Figure 3.

Comparison of receptor-engaged phosphorylation and activation sensors.A–F, structures of arrestins bound to (presumably) phosphorylated C tails of GPCRs. When added, Fab30 interacts with the position analogous to pS362 in the V₂Rpp peptide, effectively stapling arrestin to the GPCR C tail (D–F). Density for the GPCR C tail in each structure (gray wire cages) in general has poor definition, as evidenced by poor stereochemistry in some cases (e.g., see colliding adjacent phosphates in panel E). The insets detail the interactions at the most consistently observed phosphosite (corresponding to residue Thr360 in V₂Rpp in panel A), which is coordinated by Arr2-Lys11, Arr2-Arg25, and presumably Arr2-Lys294 (because density is lacking). G, the Arr2 finger loop (76) shows many different conformations when bound to a GPCR, highlighting its ability to adapt to distinct cytoplasmic clefts and arrestin orientations relative to the receptor core.

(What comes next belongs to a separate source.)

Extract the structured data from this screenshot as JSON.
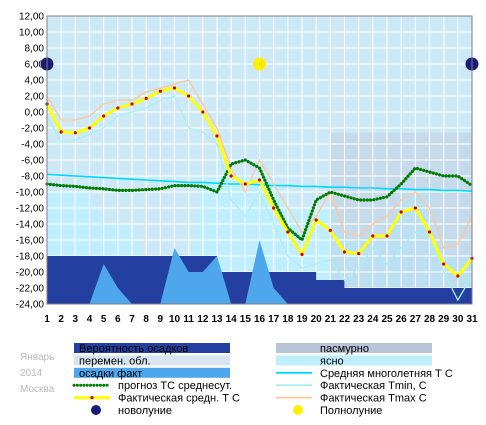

Shown is a superposition of Arr2 bound to β₁AR (PDB entry 6TKO) (36), M₂R (PDB entry 6U1N) (35), and NTSR₁ (PDB entry 6PWC and 6UP7) (33, 34). H and I, interactions of Arr2 finger loop within the cytoplasmic cleft of (H) NSTR₁ (PDB entry 6UP7) (34) and (I) β₁AR (PDB entry 6TKO) (36). J, interaction of the GRK1 αN helix with the cytoplasmic cleft of Rho (PDB entry 7MTA) (52). In (H–J), the side chains of residues contributing hydrophobic and hydrophilic interactions are shown with yellow and magenta carbons, respectively. β₁AR, β1 adrenergic receptor; Arr2, arrestin-2; GPCR, G protein-coupled receptor; GRK, G protein-coupled receptor kinase; H8, helix 8; M₂R, M2 muscarinic receptor; NTSR₁, neurotensin receptor 1; V₂Rpp, vasopressin 2 receptor–derived phosphopeptide; Rho, rhodopsin; TM, transmembrane.